Saturday 26 June 2010

The Real Thing?

I’ve heard before that the second you finally stop thinking about someone, they’ll pop back into your life, but when John appeared next to me in the pub the other week, I literally couldn’t have been expecting it less.

“Hey, what you doing here?’ I sing-songed - trying (and failing) to sound nonchalant.

“Well I live practically next door so you know…” Bollocks. There I was being all ‘what you doing on my turf?’ and actually I was on his.

“Oh of course! Well how are you? You good?”

“Yeah, pretty good. You?”

“Yeah, great. Well apart from my dramatic morning,” I began, launching into a nervously babbled version of the porch swing tragedy.

“Wow, heavy, well it’s nice to see you, I just have to go upstairs and catch my friend up but we’ll talk, yeah?”

“Yeah, cool. Okay.”

And that was that.

“Well that was awkward,” Liv quipped. “You okay?”

“Um, yeah, that was weird.”

“You upset?”

“No not at all,” I answered – and shockingly I meant it. Given that I’d not laid eyes on John since he kissed me goodbye on his doorstep after a particularly frantic quickie, you might think I’d be overcome with passion on coming face to face with him but as it happened, I felt absolutely nothing.

“Talk about an anti-climax,” I laughed, shrugging my shoulders, and following Liv outside to where the rest of our friends were waiting. “Time to find a new man to obsess over!”

Still, something was bothering me. I just couldn’t fathom how for the past few months, I’d somehow convinced myself that John was this massive missed opportunity. There was no spark there, no chemistry, barely even any conversation. And looking back, if I’m honest, I’d known from the beginning he wasn’t right for me – I’d just chosen to ignore the facts and go for the fairytale. The whole relationship had been dreamt up by my over-romantic imagination.

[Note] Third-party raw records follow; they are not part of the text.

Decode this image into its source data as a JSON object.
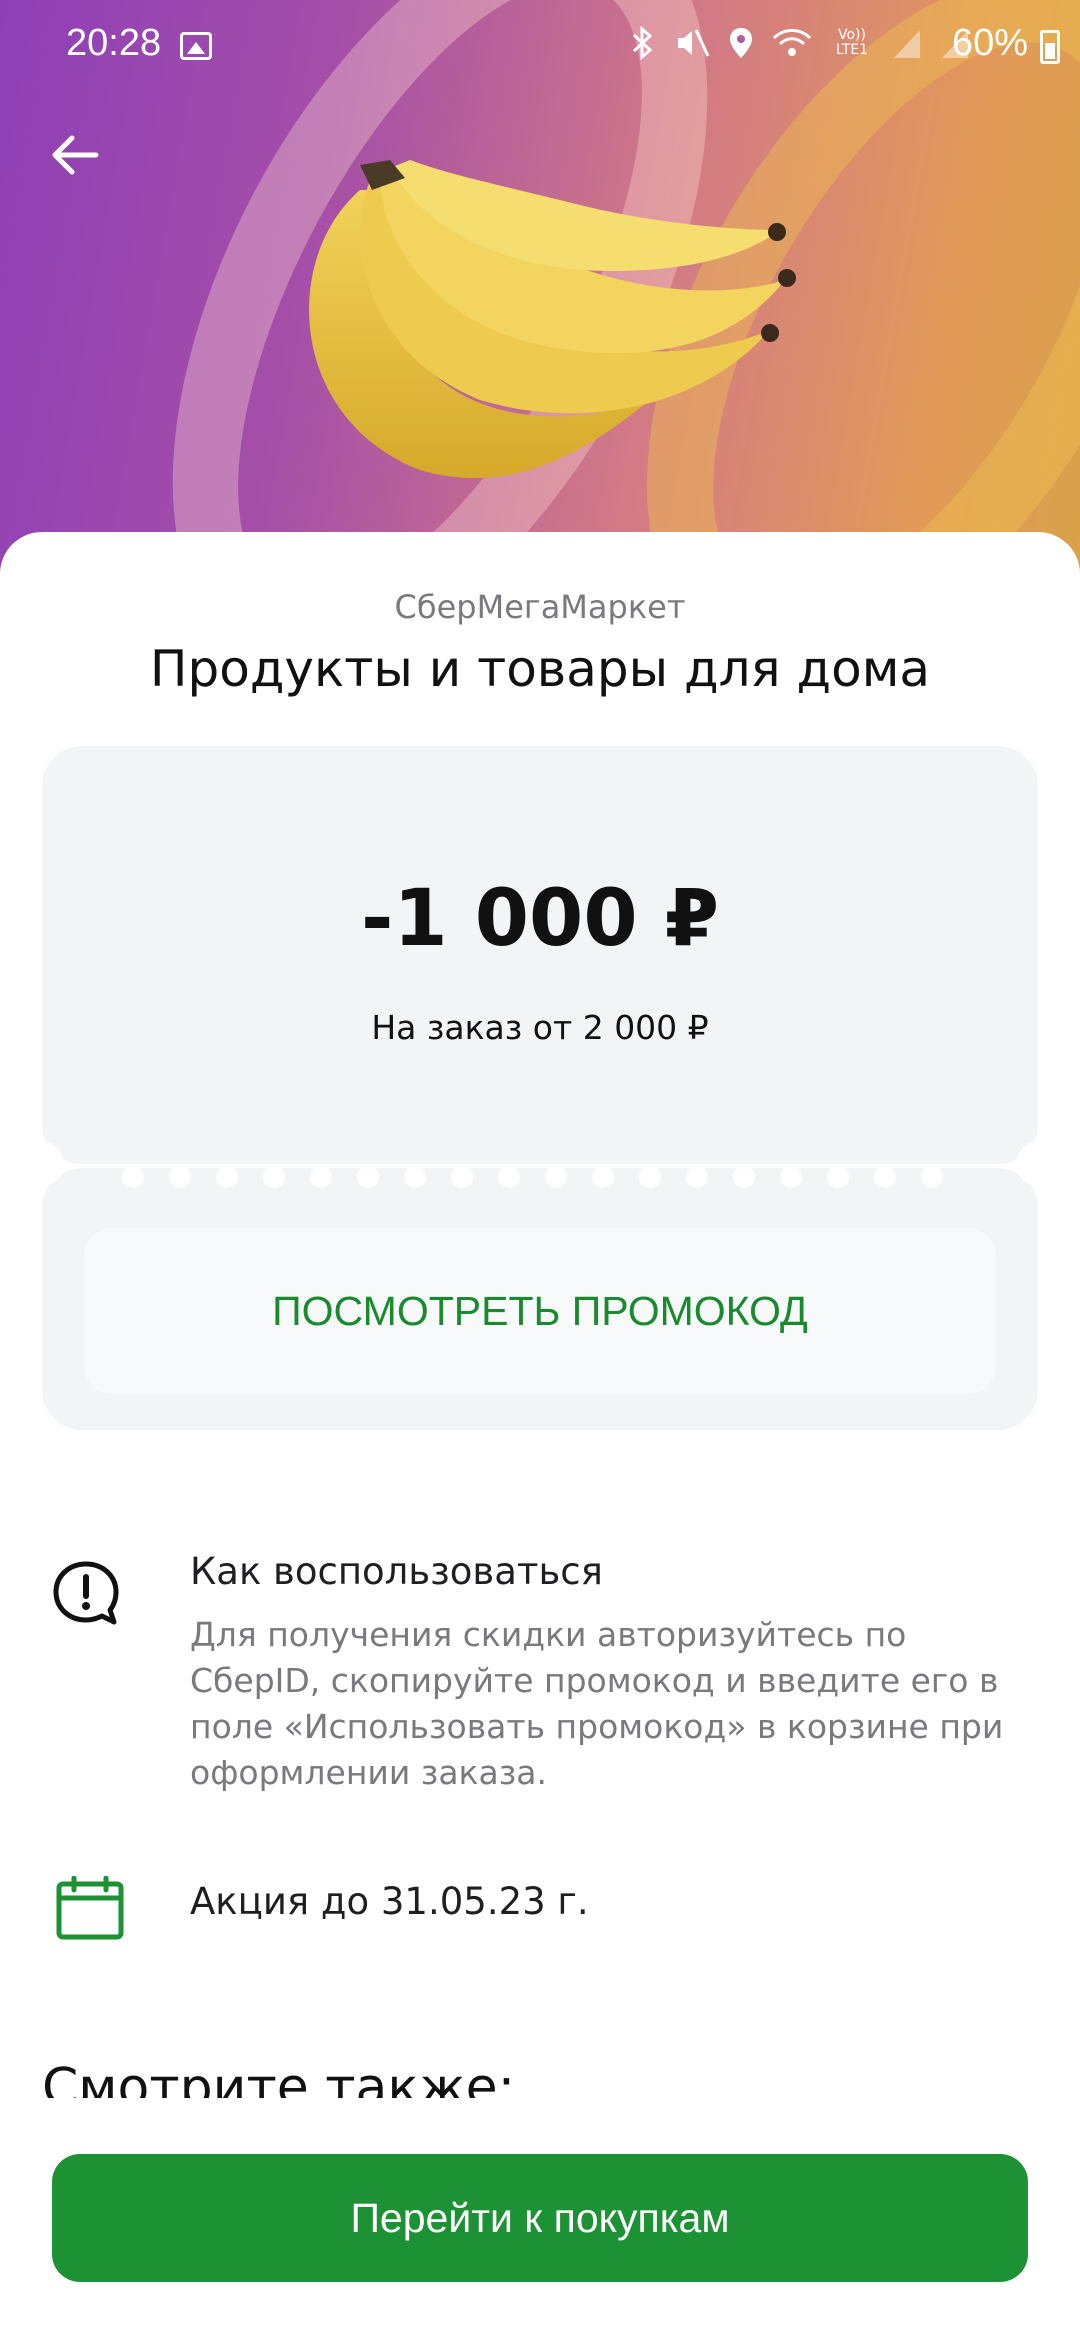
{
  "status_bar": {
    "time": "20:28",
    "battery": "60%",
    "icons": [
      "gallery-icon",
      "bluetooth-icon",
      "mute-icon",
      "location-icon",
      "wifi-icon",
      "volte-icon",
      "signal-icon",
      "signal-icon",
      "battery-icon"
    ],
    "volte_text": "Vo)) LTE1"
  },
  "header": {
    "back_icon": "arrow-left-icon",
    "hero_image": "bananas"
  },
  "offer": {
    "store_name": "СберМегаМаркет",
    "title": "Продукты и товары для дома",
    "discount": "-1 000 ₽",
    "condition": "На заказ от 2 000 ₽",
    "promo_button_label": "ПОСМОТРЕТЬ ПРОМОКОД"
  },
  "info": {
    "how_to_title": "Как воспользоваться",
    "how_to_text": "Для получения скидки авторизуйтесь по СберID, скопируйте промокод и введите его в поле «Использовать промокод» в корзине при оформлении заказа.",
    "how_to_icon": "alert-chat-icon",
    "valid_until": "Акция до 31.05.23 г.",
    "valid_icon": "calendar-icon"
  },
  "see_also": "Смотрите также:",
  "footer": {
    "shop_button_label": "Перейти к покупкам"
  },
  "colors": {
    "accent_green": "#1c9234",
    "promo_text_green": "#1a8a2e",
    "ticket_bg": "#f2f4f6"
  }
}
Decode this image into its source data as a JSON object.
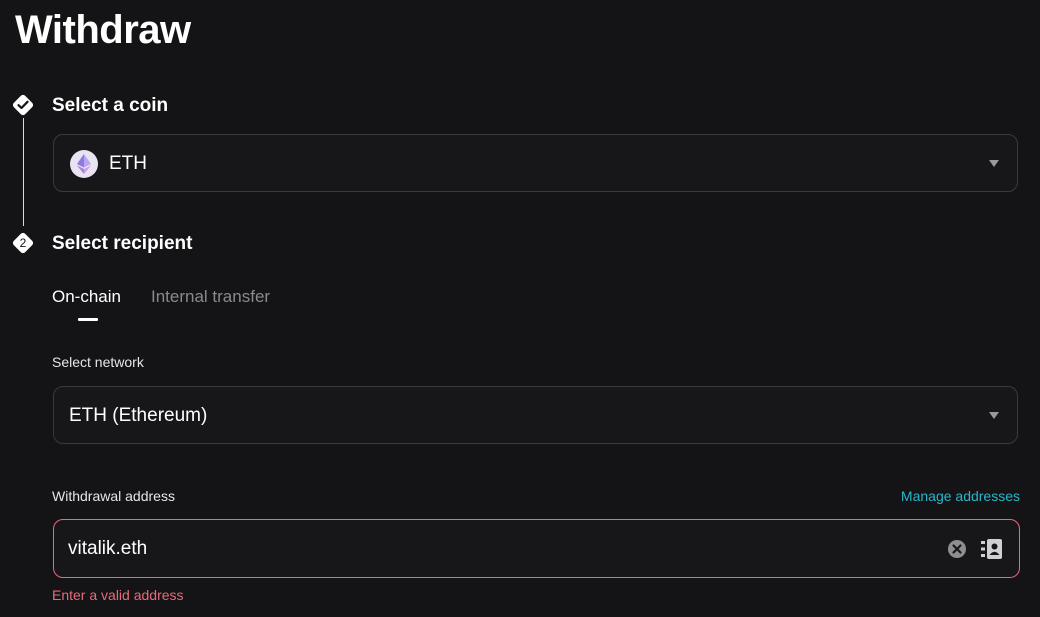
{
  "page": {
    "title": "Withdraw"
  },
  "steps": [
    {
      "label": "Select a coin",
      "status": "complete"
    },
    {
      "label": "Select recipient",
      "number": "2"
    }
  ],
  "coin": {
    "selected": "ETH",
    "icon": "ethereum-icon"
  },
  "recipient": {
    "tabs": [
      {
        "label": "On-chain",
        "active": true
      },
      {
        "label": "Internal transfer",
        "active": false
      }
    ],
    "network": {
      "label": "Select network",
      "selected": "ETH (Ethereum)"
    },
    "address": {
      "label": "Withdrawal address",
      "manage_link": "Manage addresses",
      "value": "vitalik.eth",
      "error": "Enter a valid address"
    }
  },
  "colors": {
    "background": "#141416",
    "error": "#e86a7c",
    "link": "#29b6c9"
  }
}
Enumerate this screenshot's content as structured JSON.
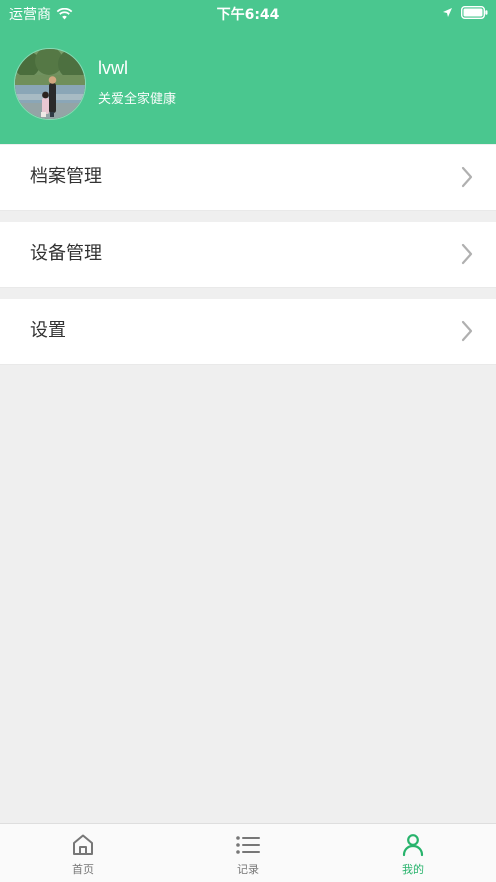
{
  "status_bar": {
    "carrier": "运营商",
    "time": "下午6:44"
  },
  "profile": {
    "username": "lvwl",
    "slogan": "关爱全家健康"
  },
  "menu": {
    "items": [
      {
        "label": "档案管理"
      },
      {
        "label": "设备管理"
      },
      {
        "label": "设置"
      }
    ]
  },
  "bottom_nav": {
    "items": [
      {
        "label": "首页",
        "icon": "home-icon"
      },
      {
        "label": "记录",
        "icon": "list-icon"
      },
      {
        "label": "我的",
        "icon": "user-icon",
        "active": true
      }
    ]
  },
  "colors": {
    "brand": "#4ac78f",
    "active_tab": "#28b36c"
  }
}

Realising this was liberating but also a little disturbing – mainly because I suddenly saw that this wasn’t the first time I’d done it. Truth be told, there had been many men I’d convinced myself I loved when in actual fact, there was nothing real between us at all.

First there had been Harry. I was 13, he was 17 and I thought he was magnificent. When he dumped me, I cried myself to sleep for months and, true to form, just as I finally started to feel normal again, he knocked on my door and begged me to take him back. It was the moment I’d been dreaming of but suddenly, I realised he wasn’t what I wanted at all. While I’d originally told everyone he was sensitive, deep, and intellectual – in reality, he was just dull. The real reason I’d gone out with him? To impress - a girl in 2nd year bagging a 5th year prefect was unheard of and, against all odds, I’d managed it. But did I actually want to be in a relationship with him? God, no!

After that, there was with Michael– for 2 years, I spent every moment I could with him, tortured my parents for forbidding me to see him during my exams, and shed many a tear at the thought of leaving him behind for university. In the end, I met someone else before I’d even started my degree and unceremoniously dumped him. Truth is Michael and I had nothing in common, spent most of the time we were together watching TV, and barely even fooled around but if I scrunched my eyes up, he looked a little like Noel Gallagher – and back then, that was reason enough for me.

After Michael, I had what I now recognise to be my only two real relationships. Both pretty serious, both long term, and both ending in broken hearts (in one case, his. In one, mine). You might think that after that, I’d have learned the difference between actual love and my imagination – but you’d be wrong.

Next, I spent two years imagining myself to be in a relationship with a boy who had a girlfriend that whole time. We’d sit up till 5am talking, drinking red wine and smoking before tumbling into bed together - then I wouldn’t hear from him for a week. I was convinced he’d wake up one day and realise I was his soulmate. In actual fact, I woke up one day and realised he was a narcissistic twat.

I moved on to Alex – possibly the most obvious mismatch of them all. An uber-trendy tattooed punk who rode a BMX, drank whisky, and played guitar in a metal band. We literally had nothing in common but the moment I slept with him, I decided I loved him. After a few more sleepovers, he disappeared into the ether – probably after noticing that my CD collection wasn’t quite as similar to his as I’d made out.

So what was it that had done it with John? He wasn’t older than me, he looked nothing like Noel Gallagher, and he definitely didn’t have the dark tortured artist thing going on. No, he was just nice to me. And it had been so long since someone had been that I’d decided that was enough.

Sad, huh? Well you’ll be pleased to hear now I’ve realised the error of my ways, I plan to settle for nothing less than the real thing. No more faking it…well not outside the bedroom anyway (come on, sometimes it’s just polite).